Healthcare Innovation Solutions (HCIS), the for-profit subsidiary of the NJII Healthcare Division, is sponsoring a series of pop-up health clinics in Newark with the aim of supporting the underserved in our area.
The clinics provide various health screenings, plus they provide information and referrals to community based organizations and services based off of the patient’s social determinants. Attendees are also introduced to MiQlave, the free blockchain-enabled, smartphone application developed by HCIS earlier this year. It lets users store health records and information and quickly share them with clinicians using security measures such as second factor authentication and biometric confirmation.
The events are held at Barringer High School at 90 Parker Street in Newark, one of the oldest secondary institutions in the state. The school is located close to NJII headquarters in Newark’s University Heights, and convenient to the city’s substantial public transportation options, which makes it easier for those without a car to participate.
The pop-ups are organized by Project Manager Ina Tubilleja. “These are a way to reduce the health literacy gap for vulnerable communities, and provide them with access to health care,” she said. “They let us give back to the community we call home.”
After holding a successful initial pop-up in April, HCIS decided to make the health screenings a monthly event. Our first monthly outing was held at Barringer on October 19th and drew volunteers from the NJII Healthcare Division as well as more than two dozen active NJIT undergraduate students from campus organizations such as the Global Brigades, Albert Dorman Honors College and a new student organization, the National Alliance for Disease Intervention.

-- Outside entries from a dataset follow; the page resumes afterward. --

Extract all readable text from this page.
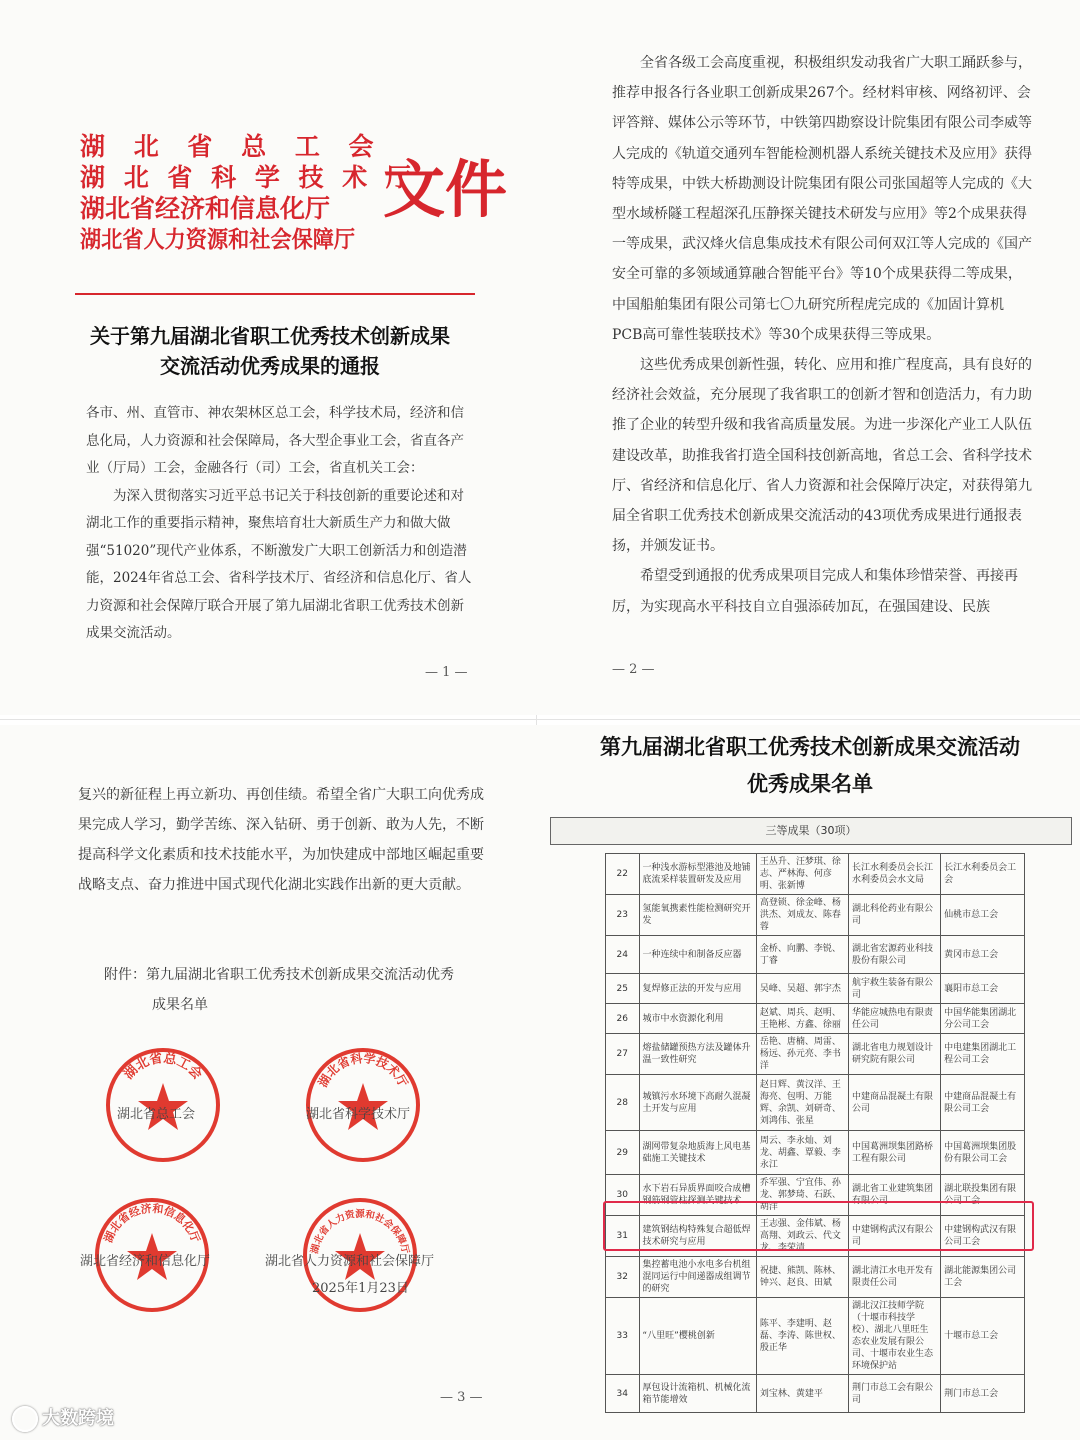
湖 北 省 总 工 会
湖 北 省 科 学 技 术 厅
湖北省经济和信息化厅
湖北省人力资源和社会保障厅
文件
关于第九届湖北省职工优秀技术创新成果
交流活动优秀成果的通报

各市、州、直管市、神农架林区总工会，科学技术局，经济和信息化局，人力资源和社会保障局，各大型企事业工会，省直各产业（厅局）工会，金融各行（司）工会，省直机关工会：

为深入贯彻落实习近平总书记关于科技创新的重要论述和对湖北工作的重要指示精神，聚焦培育壮大新质生产力和做大做强“51020”现代产业体系，不断激发广大职工创新活力和创造潜能，2024年省总工会、省科学技术厅、省经济和信息化厅、省人力资源和社会保障厅联合开展了第九届湖北省职工优秀技术创新成果交流活动。

— 1 —

全省各级工会高度重视，积极组织发动我省广大职工踊跃参与，推荐申报各行各业职工创新成果267个。经材料审核、网络初评、会评答辩、媒体公示等环节，中铁第四勘察设计院集团有限公司李威等人完成的《轨道交通列车智能检测机器人系统关键技术及应用》获得特等成果，中铁大桥勘测设计院集团有限公司张国超等人完成的《大型水域桥隧工程超深孔压静探关键技术研发与应用》等2个成果获得一等成果，武汉烽火信息集成技术有限公司何双江等人完成的《国产安全可靠的多领域通算融合智能平台》等10个成果获得二等成果，中国船舶集团有限公司第七〇九研究所程虎完成的《加固计算机PCB高可靠性装联技术》等30个成果获得三等成果。

这些优秀成果创新性强，转化、应用和推广程度高，具有良好的经济社会效益，充分展现了我省职工的创新才智和创造活力，有力助推了企业的转型升级和我省高质量发展。为进一步深化产业工人队伍建设改革，助推我省打造全国科技创新高地，省总工会、省科学技术厅、省经济和信息化厅、省人力资源和社会保障厅决定，对获得第九届全省职工优秀技术创新成果交流活动的43项优秀成果进行通报表扬，并颁发证书。

希望受到通报的优秀成果项目完成人和集体珍惜荣誉、再接再厉，为实现高水平科技自立自强添砖加瓦，在强国建设、民族

— 2 —

复兴的新征程上再立新功、再创佳绩。希望全省广大职工向优秀成果完成人学习，勤学苦练、深入钻研、勇于创新、敢为人先，不断提高科学文化素质和技术技能水平，为加快建成中部地区崛起重要战略支点、奋力推进中国式现代化湖北实践作出新的更大贡献。

附件：第九届湖北省职工优秀技术创新成果交流活动优秀
成果名单
湖北省总工会
湖北省总工会
湖北省科学技术厅
湖北省科学技术厅
湖北省经济和信息化厅
湖北省经济和信息化厅
湖北省人力资源和社会保障厅
湖北省人力资源和社会保障厅
2025年1月23日
— 3 —
第九届湖北省职工优秀技术创新成果交流活动
优秀成果名单
三等成果（30项）
22	一种浅水游标型港池及地铺底流采样装置研发及应用	王丛升、汪梦琪、徐志、严林海、何彦明、张新博	长江水利委员会长江水利委员会水文局	长江水利委员会工会
23	氢能氧携素性能检测研究开发	高登锁、徐金峰、杨洪杰、刘成友、陈春蓉	湖北科伦药业有限公司	仙桃市总工会
24	一种连续中和制备反应器	金桥、向鹏、李锐、丁睿	湖北省宏源药业科技股份有限公司	黄冈市总工会
25	复焊修正法的开发与应用	吴峰、吴超、郭宇杰	航宇救生装备有限公司	襄阳市总工会
26	城市中水资源化利用	赵斌、周兵、赵明、王艳彬、方鑫、徐丽	华能应城热电有限责任公司	中国华能集团湖北分公司工会
27	熔盐储罐预热方法及罐体升温一致性研究	岳艳、唐楠、周雷、杨远、孙元亮、李书洋	湖北省电力规划设计研究院有限公司	中电建集团湖北工程公司工会
28	城镇污水环境下高耐久混凝土开发与应用	赵日辉、黄汉洋、王海亮、包明、万能辉、余凯、刘研奇、刘鸿伟、张星	中建商品混凝土有限公司	中建商品混凝土有限公司工会
29	湖网带复杂地质海上风电基础施工关键技术	周云、李永灿、刘龙、胡鑫、覃毅、李永江	中国葛洲坝集团路桥工程有限公司	中国葛洲坝集团股份有限公司工会
30	水下岩石异质界面咬合成槽钢筋钢管柱探测关键技术	乔军强、宁宜伟、孙龙、郭梦琦、石跃、胡洋	湖北省工业建筑集团有限公司	湖北联投集团有限公司工会
31	建筑钢结构特殊复合超低焊技术研究与应用	王志强、金伟斌、杨高翔、刘政云、代文龙、李荣清	中建钢构武汉有限公司	中建钢构武汉有限公司工会
32	集控蓄电池小水电多台机组混同运行中间递器成组调节的研究	祝捷、熊凯、陈林、钟兴、赵良、田斌	湖北清江水电开发有限责任公司	湖北能源集团公司工会
33	“八里旺”樱桃创新	陈平、李建明、赵磊、李涛、陈世权、殷正华	湖北汉江技师学院（十堰市科技学校）、湖北八里旺生态农业发展有限公司、十堰市农业生态环境保护站	十堰市总工会
34	厚包设计流箱机、机械化流箱节能增效	刘宝林、黄建平	荆门市总工会有限公司	荆门市总工会
大数跨境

Also partnering with us at the October pop-up were representatives from Aetna, who answered attendee questions about insurance, and Assurance Wireless, who provided cell phone assistance services for those meeting certain need-based qualifications. University Hospital in Newark were the clinical partners who conducted the health screenings, which also had strong support from Barringer Principal Dr. Jose Aviles, and Guidance Counselor Tammy Davis.
We’re looking for support from individuals, businesses, providers, and the nonprofit community.
The HCIS team polled nearly 300 underserved individuals at community gatherings in Atlantic City and Newark this summer, including Family Festivals hosted by New Jersey First Lady Tammy Murphy. We also gathered information from attendees at our first two pop-up health clinics. From this research, we learned that there’s a substantial need for support from a broad range of specialists and service providers. To meet this need, we are actively seeking partners willing to volunteer their time and expertise, especially in the following areas:
-Family Planning and Maternal Health Counseling
-Mental Health Services
-Food Pantry/Meal Services
Any individuals or organizations interested in joining this good cause should reach out to Ina Tubilleja at firstname.lastname@example.org.
Subsequent monthly pop-up clinics will be held in 2019 on November 23 and December 23. Next year’s pop-ups are slated for January 18, February 8, March 14, April 25, and May 16. Based on feedback and turnout, they may resume in the fall of 2020, following the start of the school year.